The Disabled Surfers Association of the Great South Coast of Victoria is beginning its season on a high after WDEA Works donated a trailer for its needs.
Disabled Surfers Association president Neil Kelly said the new trailer would help build events.
"The trailer gives us the ability to be independent," he said.
"Before we were relying on the Ocean Grove branch to bring the gear over.
"Now we have our specialised boards and can be more mobile and ready to go."
Disabled Surfers Association committee member Aidan Nicolson was instrumental in the bringing about the new trailer.
"I saw WDEA's chief executive at one of our events and we were chatting and asking a few questions," he said.
"He asked me if there was anything we needed to apply for their community grants and then the idea for a trailer came about.
"They saw our need for it, how useful it would be for us and how it can now help us grow."
WDEA Works director of social enterprise Jack Melican was thrilled to be a part of the association's journey.
"What a fantastic cause to be a part of," he said.
"We heard about their need and we do a lot of work with disabilities.
"Now they can safely lock away and store their gear."
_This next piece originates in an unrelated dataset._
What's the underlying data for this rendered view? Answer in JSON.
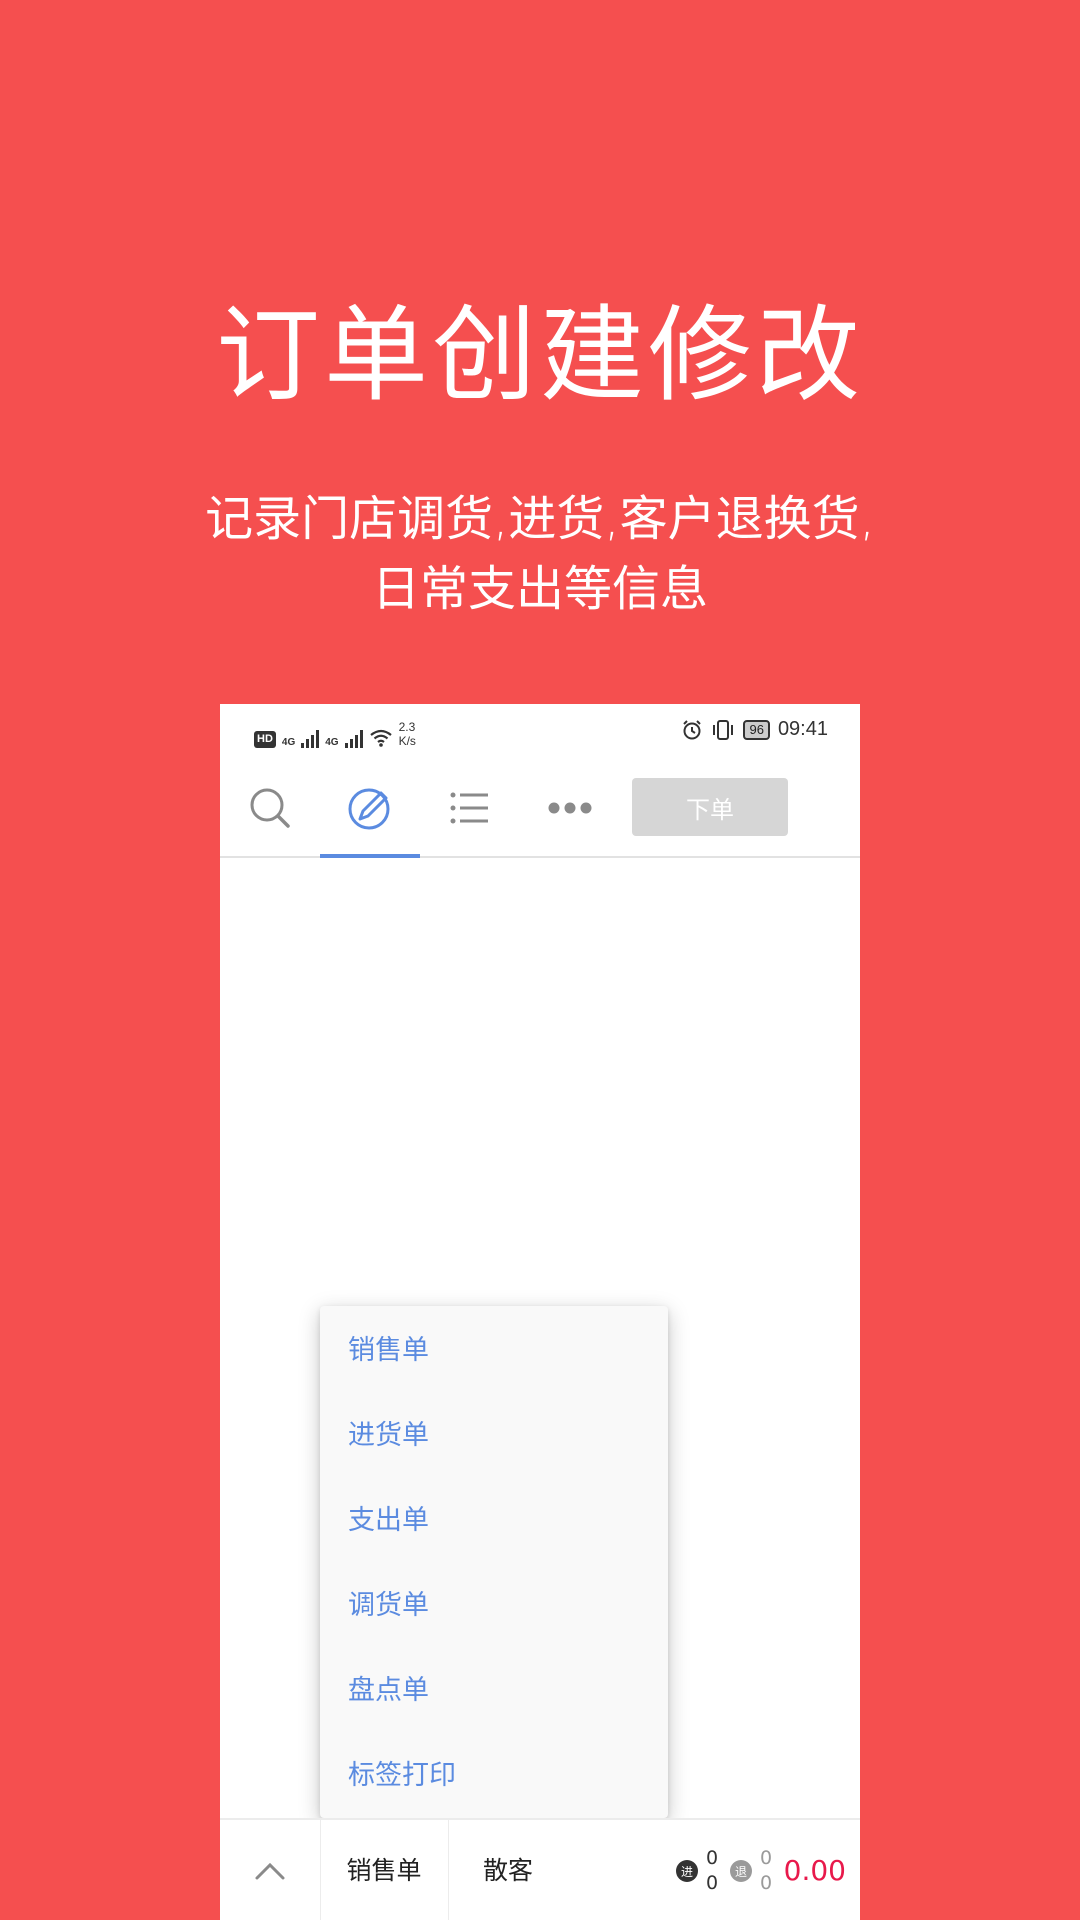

In the past 30 years WDEA has donated a total of $900,000 to different organisations across the south-west.
The trailer was completed by Star Printing which donated the stickers decorating the vehicle.
Mr Kelly said the Disabled Surfer Association gave people of all-abilities the chance to try their hand at surfing.
"We can give people the opportunity to do something we do everyday," he said.
"We've had an 83-year-old man in a wheelchair to a three-year-old with Down Syndrome take part.
"We give people the opportunity to ride up to four waves and it just makes them feel on top of the world.
"You just see happiness."
Growing up surfing in Port Fairy before becoming a dairy farmer and moving to Mortlake, Mr Kelly said the association was never something he thought he'd be involved in.
"I saw the ad pop up for volunteers on Facebook and I said to my wife I'd like to give it a go," he said.
"I was piloting a board with a little boy with Down Syndrome and he told me it was the greatest thing he'd ever done.
"After that I was hooked; it changed my whole life."
The Disabled Surfers Association's first event is on December 14 in Warrnambool.
Mr Kelly said a lot more volunteers were needed with 18 Champion Surfers already signed up.
It has 25 volunteers.
Volunteers don't need to be surfers as people are needed to help on land and in the shallow water.